Ils ont donc recours à l’esclavage et à l’importation de noirs africains. Ils choisissent les tribus les plus guerrières comme les Cromantis, les Mandingues ou les Ashantis qui sont tous originaires du Ghana ou du Bénin. On notera au passage que la branche maternelle de Bob Marley est issue de la tribu des Akans qui appartient aux Cromantis.
L’histoire de la Jamaïque est à cette époque ponctuée de rébellions parfois assez violentes. La dernière révolte d’esclaves se produit en 1831, peu de temps avant l’abolition de l’esclavage. Mais dans les faits, les choses ne changent guère et les Jamaïcains acceptent de moins en moins cette situation en désertant les plantations.
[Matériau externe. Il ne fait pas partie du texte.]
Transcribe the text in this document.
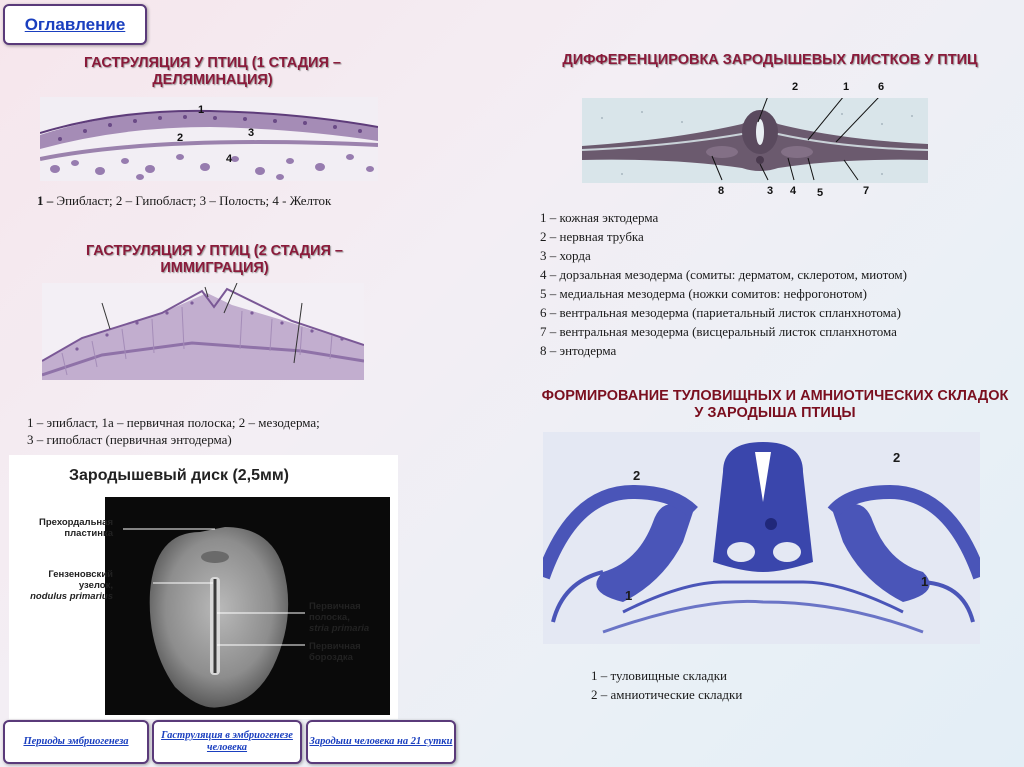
Оглавление
ГАСТРУЛЯЦИЯ У ПТИЦ (1 СТАДИЯ – ДЕЛЯМИНАЦИЯ)
1
2	3
4
1 – Эпибласт; 2 – Гипобласт; 3 – Полость; 4 - Желток
ГАСТРУЛЯЦИЯ У ПТИЦ (2 СТАДИЯ – ИММИГРАЦИЯ)
1 – эпибласт, 1а – первичная полоска; 2 – мезодерма;
3 – гипобласт (первичная энтодерма)
Зародышевый диск (2,5мм)
Прехордальная пластинка
Гензеновский узелок,
nodulus primarius
Первичная полоска,
stria primaria
Первичная бороздка
ДИФФЕРЕНЦИРОВКА ЗАРОДЫШЕВЫХ ЛИСТКОВ У ПТИЦ
2	1	6
8	3 4 5	7
1 – кожная эктодерма
2 – нервная трубка
3 – хорда
4 – дорзальная мезодерма (сомиты: дерматом, склеротом, миотом)
5 – медиальная мезодерма (ножки сомитов: нефрогонотом)
6 – вентральная мезодерма (париетальный листок спланхнотома)
7 – вентральная мезодерма (висцеральный листок спланхнотома
8 – энтодерма
ФОРМИРОВАНИЕ ТУЛОВИЩНЫХ И АМНИОТИЧЕСКИХ СКЛАДОК У ЗАРОДЫША ПТИЦЫ
2
2
1
1
1 – туловищные складки
2 – амниотические складки
Периоды эмбриогенеза
Гаструляция в эмбриогенезе человека
Зародыш человека на 21 сутки
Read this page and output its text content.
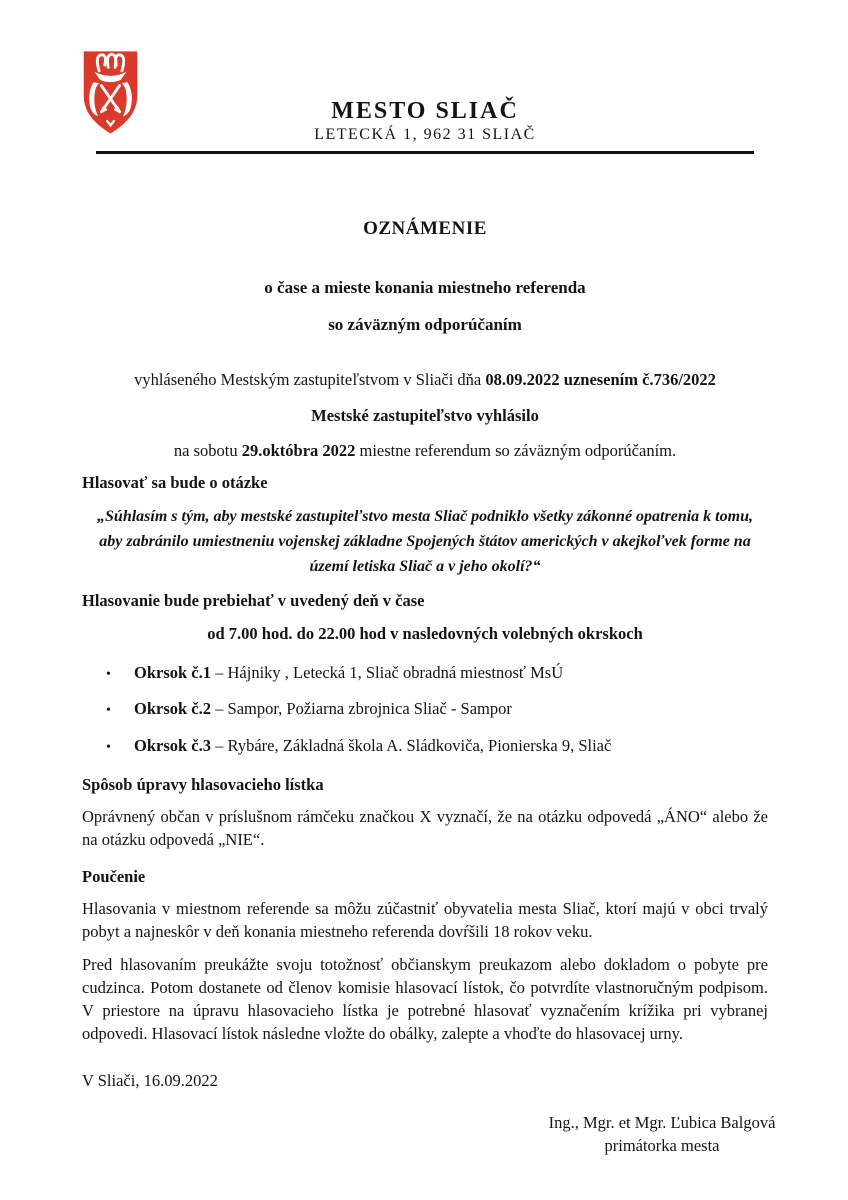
MESTO SLIAČ
LETECKÁ 1, 962 31 SLIAČ
OZNÁMENIE
o čase a mieste konania miestneho referenda
so záväzným odporúčaním

vyhláseného Mestským zastupiteľstvom v Sliači dňa 08.09.2022 uznesením č.736/2022

Mestské zastupiteľstvo vyhlásilo

na sobotu 29.októbra 2022 miestne referendum so záväzným odporúčaním.

Hlasovať sa bude o otázke

„Súhlasím s tým, aby mestské zastupiteľstvo mesta Sliač podniklo všetky zákonné opatrenia k tomu, aby zabránilo umiestneniu vojenskej základne Spojených štátov amerických v akejkoľvek forme na území letiska Sliač a v jeho okolí?“

Hlasovanie bude prebiehať v uvedený deň v čase

od 7.00 hod. do 22.00 hod v nasledovných volebných okrskoch

•	Okrsok č.1 – Hájniky , Letecká 1, Sliač obradná miestnosť MsÚ
•	Okrsok č.2 – Sampor, Požiarna zbrojnica Sliač - Sampor
•	Okrsok č.3 – Rybáre, Základná škola A. Sládkoviča, Pionierska 9, Sliač
Spôsob úpravy hlasovacieho lístka

Oprávnený občan v príslušnom rámčeku značkou X vyznačí, že na otázku odpovedá „ÁNO“ alebo že na otázku odpovedá „NIE“.

Poučenie

Hlasovania v miestnom referende sa môžu zúčastniť obyvatelia mesta Sliač, ktorí majú v obci trvalý pobyt a najneskôr v deň konania miestneho referenda dovŕšili 18 rokov veku.

Pred hlasovaním preukážte svoju totožnosť občianskym preukazom alebo dokladom o pobyte pre cudzinca. Potom dostanete od členov komisie hlasovací lístok, čo potvrdíte vlastnoručným podpisom. V priestore na úpravu hlasovacieho lístka je potrebné hlasovať vyznačením krížika pri vybranej odpovedi. Hlasovací lístok následne vložte do obálky, zalepte a vhoďte do hlasovacej urny.

V Sliači, 16.09.2022

Ing., Mgr. et Mgr. Ľubica Balgová
primátorka mesta
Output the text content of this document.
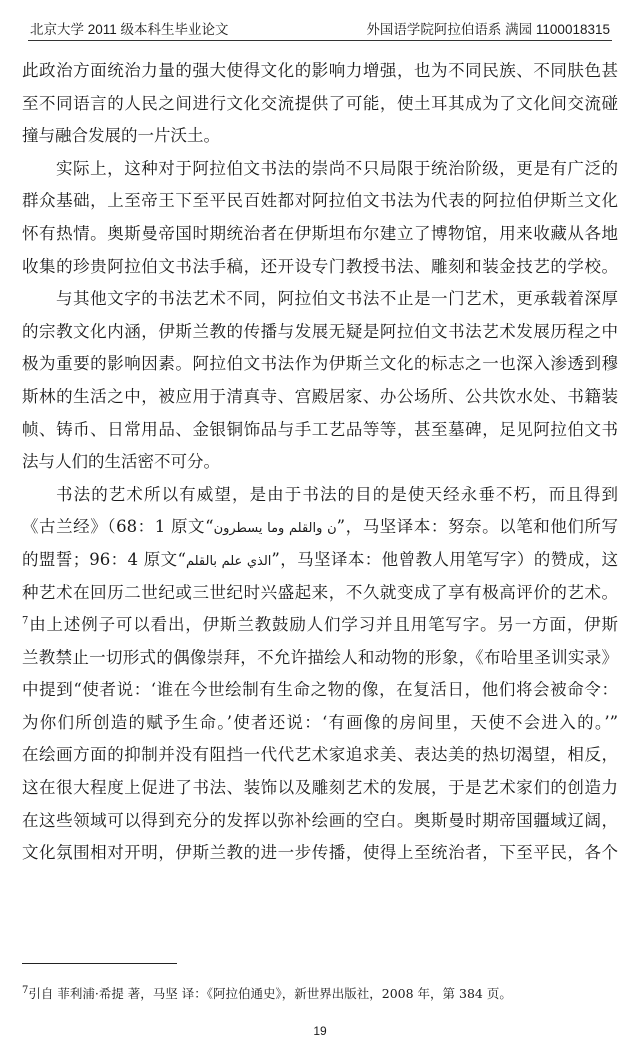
北京大学 2011 级本科生毕业论文	外国语学院阿拉伯语系 满园 1100018315
此政治方面统治力量的强大使得文化的影响力增强，也为不同民族、不同肤色甚
至不同语言的人民之间进行文化交流提供了可能，使土耳其成为了文化间交流碰
撞与融合发展的一片沃土。
实际上，这种对于阿拉伯文书法的崇尚不只局限于统治阶级，更是有广泛的
群众基础，上至帝王下至平民百姓都对阿拉伯文书法为代表的阿拉伯伊斯兰文化
怀有热情。奥斯曼帝国时期统治者在伊斯坦布尔建立了博物馆，用来收藏从各地
收集的珍贵阿拉伯文书法手稿，还开设专门教授书法、雕刻和装金技艺的学校。
与其他文字的书法艺术不同，阿拉伯文书法不止是一门艺术，更承载着深厚
的宗教文化内涵，伊斯兰教的传播与发展无疑是阿拉伯文书法艺术发展历程之中
极为重要的影响因素。阿拉伯文书法作为伊斯兰文化的标志之一也深入渗透到穆
斯林的生活之中，被应用于清真寺、宫殿居家、办公场所、公共饮水处、书籍装
帧、铸币、日常用品、金银铜饰品与手工艺品等等，甚至墓碑，足见阿拉伯文书
法与人们的生活密不可分。
书法的艺术所以有威望，是由于书法的目的是使天经永垂不朽，而且得到
《古兰经》（68：1 原文“ن والقلم وما يسطرون”，马坚译本：努奈。以笔和他们所写
的盟誓；96：4 原文“الذي علم بالقلم”，马坚译本：他曾教人用笔写字）的赞成，这
种艺术在回历二世纪或三世纪时兴盛起来，不久就变成了享有极高评价的艺术。
$^7$由上述例子可以看出，伊斯兰教鼓励人们学习并且用笔写字。另一方面，伊斯
兰教禁止一切形式的偶像崇拜，不允许描绘人和动物的形象，《布哈里圣训实录》
中提到“使者说：‘谁在今世绘制有生命之物的像，在复活日，他们将会被命令：
为你们所创造的赋予生命。’使者还说：‘有画像的房间里，天使不会进入的。’”
在绘画方面的抑制并没有阻挡一代代艺术家追求美、表达美的热切渴望，相反，
这在很大程度上促进了书法、装饰以及雕刻艺术的发展，于是艺术家们的创造力
在这些领域可以得到充分的发挥以弥补绘画的空白。奥斯曼时期帝国疆域辽阔，
文化氛围相对开明，伊斯兰教的进一步传播，使得上至统治者，下至平民，各个
$^7$引自 菲利浦·希提 著，马坚 译：《阿拉伯通史》，新世界出版社，2008 年，第 384 页。
19
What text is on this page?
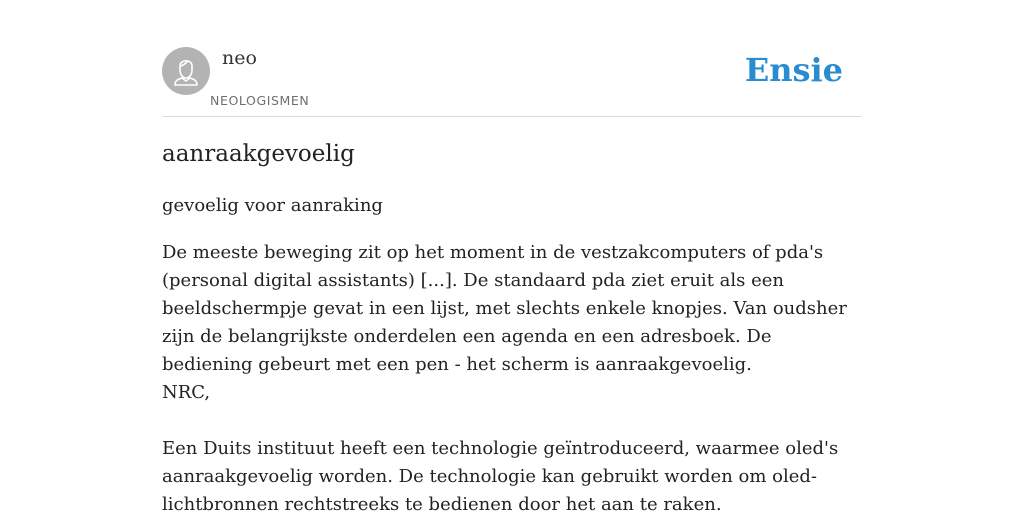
neo
NEOLOGISMEN
Ensie
aanraakgevoelig

gevoelig voor aanraking

De meeste beweging zit op het moment in de vestzakcomputers of pda's (personal digital assistants) [...]. De standaard pda ziet eruit als een beeldschermpje gevat in een lijst, met slechts enkele knopjes. Van oudsher zijn de belangrijkste onderdelen een agenda en een adresboek. De bediening gebeurt met een pen - het scherm is aanraakgevoelig.

NRC,

Een Duits instituut heeft een technologie geïntroduceerd, waarmee oled's aanraakgevoelig worden. De technologie kan gebruikt worden om oled-lichtbronnen rechtstreeks te bedienen door het aan te raken.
De ce fait, les Anglais sont obligés d’avoir recours à la main d’oeuvre indienne et chinoise.
Ce sont les indiens qui introduisent dans l’île la marijuana et la gamme pentatonique majeure. Tous les ingrédients semblent donc être réunis pour favoriser l’émergence d’un courant musical qui sera caractérisé par la fusion et la mixité. Les rythmes seront ceux de l’Afrique et de la musique cubaine. Les lignes mélodiques se situeront au carrefour des gammes pentatoniques mineures et majeures. Les harmonies seront européennes. Quant à l’esprit qui l’animera, on peut parier sur un mélange de révolte, dûe à l’esclavage et de méditation, favorisée par la marijuana. Vérifions ces suppositions...
MARCUS GARVEY
Le reggae est un style musical mais aussi un mode de vie. Pour les comprendre, il est indispensable de connaitre la religion et la philosophie qui en sont les moteurs. Il s’agit bien sûr du rastafarisme dont l’initiateur est un certain Marcus Garvey.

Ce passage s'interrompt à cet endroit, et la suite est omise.